Su seviyesi sürekli yükseldi.
Bu oda çok büyüktü, dolayısıyla hala kaçabilecekleri bir süre vardı.
Ancak kapının kilidi kırılmış ve sinyalleri bozulmuştu. Kapıyı açma veya yardım isteme imkanları yoktu.
He Yu ve Xie Qingcheng, ellerindeki tüm yöntemleri denediler ve gerçekte hiç bir kaçış yollarının olmadığını keşfettiler.
Böylece stüdyodaki atmosfer son derece ciddileşti.
Su çoktan ayak bileklerine kadar yükselmişti.
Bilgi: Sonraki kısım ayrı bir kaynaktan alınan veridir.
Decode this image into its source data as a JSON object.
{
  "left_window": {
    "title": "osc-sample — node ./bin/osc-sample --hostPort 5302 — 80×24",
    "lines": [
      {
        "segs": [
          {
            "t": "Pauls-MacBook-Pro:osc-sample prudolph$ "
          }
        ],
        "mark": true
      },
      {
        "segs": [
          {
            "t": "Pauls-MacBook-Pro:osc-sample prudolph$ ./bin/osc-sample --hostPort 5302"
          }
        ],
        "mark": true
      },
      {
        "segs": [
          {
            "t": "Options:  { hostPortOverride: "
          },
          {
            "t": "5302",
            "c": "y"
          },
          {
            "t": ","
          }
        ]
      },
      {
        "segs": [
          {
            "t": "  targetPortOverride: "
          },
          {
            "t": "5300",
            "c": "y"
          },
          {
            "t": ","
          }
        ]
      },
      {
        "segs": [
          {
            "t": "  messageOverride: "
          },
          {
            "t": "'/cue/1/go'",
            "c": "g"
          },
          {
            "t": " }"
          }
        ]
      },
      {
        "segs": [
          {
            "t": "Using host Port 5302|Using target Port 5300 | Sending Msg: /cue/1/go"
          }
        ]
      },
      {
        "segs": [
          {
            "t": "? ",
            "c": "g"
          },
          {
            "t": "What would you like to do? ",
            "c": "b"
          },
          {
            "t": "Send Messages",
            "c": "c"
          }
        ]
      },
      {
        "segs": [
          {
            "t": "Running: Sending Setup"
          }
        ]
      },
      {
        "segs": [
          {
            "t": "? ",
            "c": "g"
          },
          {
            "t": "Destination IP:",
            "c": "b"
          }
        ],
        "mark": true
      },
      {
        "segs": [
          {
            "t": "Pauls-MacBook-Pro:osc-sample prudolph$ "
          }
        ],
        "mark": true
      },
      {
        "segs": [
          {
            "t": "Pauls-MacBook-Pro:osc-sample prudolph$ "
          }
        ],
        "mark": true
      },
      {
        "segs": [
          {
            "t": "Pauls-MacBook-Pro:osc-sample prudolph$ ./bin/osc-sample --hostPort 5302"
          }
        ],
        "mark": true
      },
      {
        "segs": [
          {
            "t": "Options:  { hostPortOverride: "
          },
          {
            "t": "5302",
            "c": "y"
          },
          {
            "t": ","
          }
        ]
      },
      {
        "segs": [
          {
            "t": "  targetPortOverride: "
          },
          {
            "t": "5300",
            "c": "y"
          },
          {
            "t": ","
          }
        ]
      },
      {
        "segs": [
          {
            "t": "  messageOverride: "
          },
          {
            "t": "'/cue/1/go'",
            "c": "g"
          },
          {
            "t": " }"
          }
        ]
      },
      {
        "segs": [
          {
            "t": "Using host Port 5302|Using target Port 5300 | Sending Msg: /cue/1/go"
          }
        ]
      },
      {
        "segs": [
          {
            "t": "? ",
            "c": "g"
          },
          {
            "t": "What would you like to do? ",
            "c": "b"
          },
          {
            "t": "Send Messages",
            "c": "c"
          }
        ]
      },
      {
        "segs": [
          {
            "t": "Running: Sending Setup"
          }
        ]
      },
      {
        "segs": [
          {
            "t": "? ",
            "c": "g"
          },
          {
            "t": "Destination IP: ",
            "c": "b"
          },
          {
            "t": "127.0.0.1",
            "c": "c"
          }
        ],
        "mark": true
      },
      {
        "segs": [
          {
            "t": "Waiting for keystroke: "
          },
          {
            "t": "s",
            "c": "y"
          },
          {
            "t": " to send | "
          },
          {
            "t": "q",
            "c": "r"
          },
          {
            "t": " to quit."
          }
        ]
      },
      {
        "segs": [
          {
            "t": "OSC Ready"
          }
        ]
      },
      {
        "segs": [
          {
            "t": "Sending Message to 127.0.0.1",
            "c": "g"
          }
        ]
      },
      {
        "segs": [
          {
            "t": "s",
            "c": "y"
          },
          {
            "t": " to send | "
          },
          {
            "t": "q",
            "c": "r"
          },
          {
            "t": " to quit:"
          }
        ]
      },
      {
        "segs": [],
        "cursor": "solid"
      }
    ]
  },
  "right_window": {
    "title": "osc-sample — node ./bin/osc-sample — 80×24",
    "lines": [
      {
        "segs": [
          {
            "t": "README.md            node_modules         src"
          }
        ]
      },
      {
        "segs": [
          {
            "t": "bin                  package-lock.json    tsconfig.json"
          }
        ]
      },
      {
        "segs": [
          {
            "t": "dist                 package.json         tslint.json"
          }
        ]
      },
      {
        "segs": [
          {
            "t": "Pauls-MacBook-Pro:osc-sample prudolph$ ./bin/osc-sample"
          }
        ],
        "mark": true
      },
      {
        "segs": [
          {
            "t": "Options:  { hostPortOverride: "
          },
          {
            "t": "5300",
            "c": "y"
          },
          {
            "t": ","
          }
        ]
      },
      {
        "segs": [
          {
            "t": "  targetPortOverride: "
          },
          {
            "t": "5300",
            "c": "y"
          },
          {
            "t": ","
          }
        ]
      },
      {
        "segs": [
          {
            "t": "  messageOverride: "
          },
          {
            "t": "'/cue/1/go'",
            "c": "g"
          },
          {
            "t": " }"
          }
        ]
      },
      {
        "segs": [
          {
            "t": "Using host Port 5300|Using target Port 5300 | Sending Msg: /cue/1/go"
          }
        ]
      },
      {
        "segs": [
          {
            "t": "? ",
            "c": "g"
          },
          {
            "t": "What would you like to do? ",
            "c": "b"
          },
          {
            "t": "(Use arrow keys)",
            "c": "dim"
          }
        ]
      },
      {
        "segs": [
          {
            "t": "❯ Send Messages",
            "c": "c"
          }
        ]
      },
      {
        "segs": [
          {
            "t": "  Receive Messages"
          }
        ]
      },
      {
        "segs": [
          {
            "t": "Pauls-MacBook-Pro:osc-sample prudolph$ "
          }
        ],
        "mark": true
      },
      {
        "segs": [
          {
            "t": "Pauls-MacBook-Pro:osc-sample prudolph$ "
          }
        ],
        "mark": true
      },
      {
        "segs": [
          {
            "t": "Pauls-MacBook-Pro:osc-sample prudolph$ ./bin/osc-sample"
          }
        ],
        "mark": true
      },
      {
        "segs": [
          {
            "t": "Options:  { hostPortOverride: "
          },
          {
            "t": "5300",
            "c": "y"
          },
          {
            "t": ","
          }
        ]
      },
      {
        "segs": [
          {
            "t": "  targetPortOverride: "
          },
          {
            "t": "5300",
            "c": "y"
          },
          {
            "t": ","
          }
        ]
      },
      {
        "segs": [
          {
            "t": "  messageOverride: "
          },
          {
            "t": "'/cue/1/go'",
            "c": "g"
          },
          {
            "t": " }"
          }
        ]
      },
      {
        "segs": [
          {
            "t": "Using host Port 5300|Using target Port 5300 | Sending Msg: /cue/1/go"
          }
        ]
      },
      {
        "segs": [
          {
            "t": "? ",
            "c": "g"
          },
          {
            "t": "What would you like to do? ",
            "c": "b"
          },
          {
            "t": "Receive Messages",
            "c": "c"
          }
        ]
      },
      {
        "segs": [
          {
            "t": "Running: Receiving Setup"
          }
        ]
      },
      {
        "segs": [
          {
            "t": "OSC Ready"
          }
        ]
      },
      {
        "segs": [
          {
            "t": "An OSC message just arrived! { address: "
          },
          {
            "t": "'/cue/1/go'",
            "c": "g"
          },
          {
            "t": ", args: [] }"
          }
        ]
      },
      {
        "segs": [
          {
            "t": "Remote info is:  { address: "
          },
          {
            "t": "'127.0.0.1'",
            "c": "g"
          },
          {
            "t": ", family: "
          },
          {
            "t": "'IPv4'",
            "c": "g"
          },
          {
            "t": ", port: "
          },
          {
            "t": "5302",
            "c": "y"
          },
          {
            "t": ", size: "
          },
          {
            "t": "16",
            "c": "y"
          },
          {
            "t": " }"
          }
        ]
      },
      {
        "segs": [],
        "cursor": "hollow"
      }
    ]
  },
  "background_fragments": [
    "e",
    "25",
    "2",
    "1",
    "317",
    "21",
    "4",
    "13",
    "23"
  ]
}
Kış çok soğuktu, kaygan bir yılanın ayak bileklerinden yukarı doğru kayarken dilini sallaması gibi ölümcül bir soğuktu, buz gibi ısırığı kemiklerine saplanıyordu.
He Yu aniden köşeden bir kürek aldı ve metal kapıya doğru itti.
Xie Qingcheng, "...Enerjini boşa harcamayı bırak, bu tür bir kapıyı kaba kuvvet kullanarak açmak imkansızdır."
He Yu hiç bir yanıt vermedi. Kapıya birkaç belirgin çizgi çizdikten sonra küreği bir kenara attı ve telefonunu çıkardı. Ekrana bir kronometreatı ve zamanlayıcıyı başlattı.
Telefonun ekranının ışığı yüzünü aydınlatıyordu. Yavaşça şöyle dedi: "Kapıyı zorla açmaya çalışmıyordum. Oksijen kaynağımızın ne kadar dayanacağını hesaplıyorum."
"......"
"İki saat." Sonunda He Yu kronometresini bıraktı ve Xie Qingcheng'e bakmak için geri döndü.
"Daha iki saatimiz var."
Bu onların ölümüyle ilgili matematik probleminin cevabıydı. Beklenmeyen bir şey olmazsa iki saat içinde tüm stüdyo sular altında kalacaktı.
Xie Qingcheng hiç bir şey söylemedi, bilinçsizce cebinde bir sigara aradı.
Kutu boştu.
Hatırlıyordu; Onlar dışarıdayken He Yu'nun son sigarasını içmesine izin vermişti.
"...Sikeyim, neden benim sigaramı içmek zorundaydın?" Xie Qingcheng hayal kırıklığıyla kutuyu ezdi ve bir kenara attı.
"Böyle bir zamanda hala sigaradan mı bahsediyorsun?"
Xie Qingcheng, her zamanki gibi sinirlenmiş bir şekilde He Yu'ya baktı. "O zaman ne sikime beni sürekli takip ediyorsun?"
"......"
Konuştukça daha da sinirleniyordu. "...Sana söylüyorum, He Yu. Eğer gelmeseydin bu duruma düşmezdin. Bunu gerçekten sen kendi başına getirdin."
He Yu, "Eğer gelmeseydim muhtemelen ç oktan ölmüş olurdun" diye yanıtladı.
"......" Xie Qingcheng soğuk ve sert bir şekilde konuştu. "Böylesi daha temiz olurdu.
En azından o durumda ölecek tek kişi ben olurdum."
He Yu'nun kalbi açıklanamaz bir şekilde gerildi. "Xie Qingcheng, sen... bunun benim adıma bir israf olduğunu mu düşünüyorsun?"
Xie Qingcheng'in ifadesi sertti ve açık bir ş ekilde cevap verdi: "Bence o şekilde daha temiz bir bitiş olurdu. Kimse kimseye bir şey borçlu olmazdı ve kimse benim son sigaramı almazdı."
"......." Suda ona doğru yürürken He Yu'nun yüzünden parlak bir dizi duygu geçti.
"Ölmenin ne demek olduğunu biliyor musun?"
"Ben bir doktorum. Ölmenin ne demek olduğunu bilmemem mümkün mü sanıyorsun ?"
He Yu yanıtladı: "Öyle mi? Ama sen bana bir deli gibi görünüyorsun."